The High Court has declined a request by gaming and betting investors to stop a law that would allow the Nairobi County Government to introduce new levies and increase licence fees.
In an application filed by the Association of Gaming Operators of Kenya, the investors argued that the new tax is bad for them as they are already struggling due to harsh economic times caused by the Covid-19 pandemic.
But Justice Anthony Mrima said the investors failed to lay basis for the grant of a temporary order.
The judge also said the petitioners delayed in filing the application and that they did not account for the three-month period after enactment of the disputed law.
The city county started implementing the new law in May this year while the investors filed their application towards the end of July, 2021.
"Whereas petitions on infringement of Bill of Rights are not time-bound, a party, however, must account for the time between the alleged infringement or threat of infringement of the human rights and fundamental freedoms and the filing of the claim," said the judge.

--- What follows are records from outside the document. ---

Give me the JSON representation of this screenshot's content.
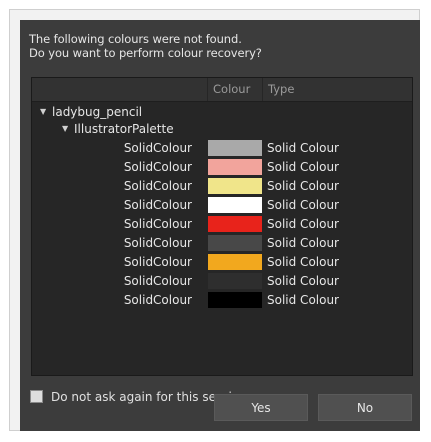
{
  "message": {
    "line1": "The following colours were not found.",
    "line2": "Do you want to perform colour recovery?"
  },
  "tree": {
    "columns": [
      "",
      "Colour",
      "Type"
    ],
    "root": "ladybug_pencil",
    "palette": "IllustratorPalette",
    "rows": [
      {
        "name": "SolidColour",
        "color": "#a9a9a9",
        "type": "Solid Colour"
      },
      {
        "name": "SolidColour",
        "color": "#f2a49c",
        "type": "Solid Colour"
      },
      {
        "name": "SolidColour",
        "color": "#f0e58a",
        "type": "Solid Colour"
      },
      {
        "name": "SolidColour",
        "color": "#ffffff",
        "type": "Solid Colour"
      },
      {
        "name": "SolidColour",
        "color": "#e8231b",
        "type": "Solid Colour"
      },
      {
        "name": "SolidColour",
        "color": "#484848",
        "type": "Solid Colour"
      },
      {
        "name": "SolidColour",
        "color": "#f2a81e",
        "type": "Solid Colour"
      },
      {
        "name": "SolidColour",
        "color": "#2e2e2e",
        "type": "Solid Colour"
      },
      {
        "name": "SolidColour",
        "color": "#000000",
        "type": "Solid Colour"
      }
    ]
  },
  "checkbox": {
    "label": "Do not ask again for this session",
    "checked": false
  },
  "buttons": {
    "yes": "Yes",
    "no": "No"
  },
  "icons": {
    "expand": "triangle-down-icon"
  }
}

The law came into effect after approval by the Nairobi County Assembly. It requires public lotteries to pay up to Sh7 million, betting premises up to Sh1 million while casinos will pay up to Sh2.2 million for various licences.
Betting, lotteries, and gaming draw permits will be charged Sh5,000 per draw, while an entertainment tax of 10 per cent will be charged on winning revenue for the same.
The investors wanted the temporary order to remain in force pending hearing and determination of a case they filed challenging legality of the law.
However, Justice Mrima said since the Act was passed in May, 2021 it means that by the time the County Government passed its budget for the year 2021/22 sometimes in June 2021, the revenues intended to be raised through the disputed law were factored in the budget.
"That being the position, it then means that if the taxes are not collected, then the county government is likely to suffer revenue deficits which will adversely affect service delivery", said the judge.
In the petition, the investors argued that there was no adequate public participation in coming up with the Act and that the County Government only ran a single advertisement in the Star newspaper.
Their advocates told court that the national coverage of the newspaper is very minimal and that the public was not, therefore, accorded a reasonable opportunity to participate in the law making process.
It is further argued that given the nature of the disputed Act, the investors ought to have been consulted.